Some "beach re-nourishment" projects may really be acts of marine genocide.
 

These voices, it seems, are being drowned out by special-interest lobbyists from the American Shore & Beach Preservation Association (ASBPA) and the Florida Shore & Beach Preservation Association (FSBPA). Largely comprised of dredging contractors, coastal engineers and consultants who specialize in coastal construction, ASPBA/FSPBA has consistently maintained that beach nourishment causes only short-term turbidity with short-term environmental impacts. The majority of peer-reviewed scientific literature and anecdotes from anglers and divers contradicts this position. Due to the gravity of the threats, a three-part investigative report will run in the April, May and June issues of Florida Sportsman. We are examining the environmental legacy, the politics of and sustainable alternatives to seawalls and massive dredge-and-fill projects euphemistically termed by proponents as “beach nourishment projects.” Many experts say that in many cases there are better ways to save our beaches.

“Erosion isn’t a problem for beaches, just for buildings.” That famous and comprehensive statement came from Dr. Orrin Pilkey, renowned Duke University professor and author of The Corps and the Shore. Without condos stepping on the dunes, and without jetties to stop the natural longshore migration of sediments, Florida’s barrier islands would simply be reshaped rather than destroyed by storm events such as hurricanes and nor’easters.

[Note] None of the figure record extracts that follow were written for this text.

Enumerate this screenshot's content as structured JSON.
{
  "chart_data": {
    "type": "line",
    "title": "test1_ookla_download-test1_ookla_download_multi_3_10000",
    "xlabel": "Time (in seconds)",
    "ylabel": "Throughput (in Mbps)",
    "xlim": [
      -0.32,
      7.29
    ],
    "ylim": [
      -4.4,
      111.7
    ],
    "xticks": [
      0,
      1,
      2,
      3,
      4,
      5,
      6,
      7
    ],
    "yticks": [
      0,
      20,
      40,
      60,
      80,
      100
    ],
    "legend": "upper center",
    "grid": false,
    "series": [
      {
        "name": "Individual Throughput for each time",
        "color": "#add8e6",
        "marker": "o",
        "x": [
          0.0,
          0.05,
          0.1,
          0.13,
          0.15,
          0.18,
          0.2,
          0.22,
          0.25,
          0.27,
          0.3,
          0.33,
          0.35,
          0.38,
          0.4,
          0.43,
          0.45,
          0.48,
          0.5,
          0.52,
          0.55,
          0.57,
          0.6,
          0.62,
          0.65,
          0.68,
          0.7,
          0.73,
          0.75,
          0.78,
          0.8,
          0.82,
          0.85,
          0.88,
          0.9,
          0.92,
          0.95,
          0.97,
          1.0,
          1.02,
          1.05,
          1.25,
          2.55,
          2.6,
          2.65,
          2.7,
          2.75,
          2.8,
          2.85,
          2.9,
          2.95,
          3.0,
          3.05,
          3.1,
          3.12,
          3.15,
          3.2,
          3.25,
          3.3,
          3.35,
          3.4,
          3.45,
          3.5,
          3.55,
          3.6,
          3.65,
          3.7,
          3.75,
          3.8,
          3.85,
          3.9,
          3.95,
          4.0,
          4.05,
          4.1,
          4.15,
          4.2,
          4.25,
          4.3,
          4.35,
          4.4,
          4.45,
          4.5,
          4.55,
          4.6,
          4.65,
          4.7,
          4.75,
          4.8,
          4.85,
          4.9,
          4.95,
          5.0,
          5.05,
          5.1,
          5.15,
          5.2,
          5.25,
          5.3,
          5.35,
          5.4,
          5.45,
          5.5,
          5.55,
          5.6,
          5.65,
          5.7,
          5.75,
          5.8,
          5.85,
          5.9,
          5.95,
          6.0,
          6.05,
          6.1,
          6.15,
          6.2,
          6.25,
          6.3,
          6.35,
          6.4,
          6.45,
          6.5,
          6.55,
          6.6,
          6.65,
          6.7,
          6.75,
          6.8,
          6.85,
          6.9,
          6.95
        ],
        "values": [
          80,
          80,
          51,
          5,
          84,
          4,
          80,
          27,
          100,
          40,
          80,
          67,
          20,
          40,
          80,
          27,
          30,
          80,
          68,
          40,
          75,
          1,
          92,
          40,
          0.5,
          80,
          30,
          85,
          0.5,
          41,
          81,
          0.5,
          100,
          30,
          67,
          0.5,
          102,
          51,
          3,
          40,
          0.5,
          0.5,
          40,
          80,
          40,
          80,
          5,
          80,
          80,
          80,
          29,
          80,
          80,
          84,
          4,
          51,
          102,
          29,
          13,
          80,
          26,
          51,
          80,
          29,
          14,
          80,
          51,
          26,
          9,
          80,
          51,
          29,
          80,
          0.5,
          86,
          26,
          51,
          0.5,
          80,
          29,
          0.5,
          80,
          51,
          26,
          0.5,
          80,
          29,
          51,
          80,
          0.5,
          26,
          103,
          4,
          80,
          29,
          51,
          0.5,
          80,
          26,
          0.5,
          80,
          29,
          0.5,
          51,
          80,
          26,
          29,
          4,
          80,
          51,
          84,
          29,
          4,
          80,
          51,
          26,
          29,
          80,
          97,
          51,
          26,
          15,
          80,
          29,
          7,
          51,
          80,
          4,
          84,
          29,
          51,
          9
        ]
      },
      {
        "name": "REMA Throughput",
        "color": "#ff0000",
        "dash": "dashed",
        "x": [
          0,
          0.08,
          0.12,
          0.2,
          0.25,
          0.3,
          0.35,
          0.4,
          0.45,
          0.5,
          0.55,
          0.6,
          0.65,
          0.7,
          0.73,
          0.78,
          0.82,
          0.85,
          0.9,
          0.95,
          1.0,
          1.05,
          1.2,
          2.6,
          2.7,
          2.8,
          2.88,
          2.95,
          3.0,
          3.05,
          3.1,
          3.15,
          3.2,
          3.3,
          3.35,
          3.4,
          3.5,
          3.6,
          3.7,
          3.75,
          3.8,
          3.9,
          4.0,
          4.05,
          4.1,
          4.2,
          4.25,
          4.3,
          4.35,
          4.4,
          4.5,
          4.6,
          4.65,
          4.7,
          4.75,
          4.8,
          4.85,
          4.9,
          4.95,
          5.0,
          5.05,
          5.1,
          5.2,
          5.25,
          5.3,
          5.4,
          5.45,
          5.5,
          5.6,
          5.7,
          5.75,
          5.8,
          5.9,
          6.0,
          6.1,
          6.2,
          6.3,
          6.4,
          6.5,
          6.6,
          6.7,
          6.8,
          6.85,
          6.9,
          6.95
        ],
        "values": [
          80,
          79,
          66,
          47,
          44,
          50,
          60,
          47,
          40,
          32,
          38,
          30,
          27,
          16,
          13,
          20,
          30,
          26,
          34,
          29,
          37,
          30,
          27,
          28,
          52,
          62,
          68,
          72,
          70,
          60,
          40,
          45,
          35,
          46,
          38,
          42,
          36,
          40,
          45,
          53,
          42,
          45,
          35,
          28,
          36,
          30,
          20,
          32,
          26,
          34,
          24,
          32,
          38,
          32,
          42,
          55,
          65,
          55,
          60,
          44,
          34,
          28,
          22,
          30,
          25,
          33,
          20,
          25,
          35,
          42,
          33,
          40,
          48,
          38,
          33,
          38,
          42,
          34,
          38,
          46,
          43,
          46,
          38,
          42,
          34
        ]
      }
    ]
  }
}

But with buildings in place and sea level rising ineluctably, coastal engineers first responded with seawalls, jetties and groins, collectively termed “shoreline armoring.” Those hard structures only exacerbated erosion, so, by the 1970s, coastal engineers began promoting the “re-nourishment” concept as an environmentally friendly alternative to shoreline armoring. In the mid-’90s, the U.S. Army Corps of Engineers released a 3-foot high, 15-pound document called the Coast of Florida Erosion and Storm Effect Study. Many thousands of pages thick, the study devotes one paragraph to the potential cumulative environmental impacts of the hundreds of shoreline-protection projects it proposes over the next 50 years. And, the paragraph concludes that only “cumulative benefits toward the natural coastline would be realized by all projects under the Coast of Florida Study.” This after vast segments of coral and nearshore reefs were destroyed by Dade County projects, and in other locations throughout the ’80s.

“Siltation and indirect burial from re-nourishment projects was largely to blame for the death of shallow coral reefs along Miami Beach,” acknowledged Steve Blair, who runs Miami-Dade’s beach nourishment program. “But, the technology has come a long way since then.”

Junvenile snappers, grunts and other important species require exposed hardbottom habitat. This particular limestone outcrop (among acres of similar ones in Martin County) is now covered by the kind of fill material often used in dredging.

Today’s full-scale beach restorations require the mining of up to two million cubic meters of offshore sediment, usually in 20 to 50 feet of water close to offshore reefs. The material is then pumped on the beach and in the surf zone. Advocates say mapping technology and innovations in fill placement can reduce reef impacts. Critics counter with a litany of environmental woes attributed to dredge-and-fill projects waged with heavy equipment in extremely sensitive areas.

Contractors hired by the Corps use cutterhead or hopper dredges for excavation. Almost all seafloor-dwelling marine life occurs in that 6-inch margin of “topsoil,” and the dredge kills all manner of organisms— shrimp, crabs, mollusks, worms, seagrasses and more—across square kilometers of the continental shelf.

“The prevailing wisdom has been that the soft-bottom dwellers come right back,” said Phil Flood, Environmental Manager for the Department of Environmental Protection (DEP) Office of Beaches & Coastal Systems. Marine scientists and other observers (e.g. divers) doubt the validity of that assumption. For perspective, I conducted a thorough search, but failed to find any peer-reviewed studies of borrow-site impacts. That’s alarming.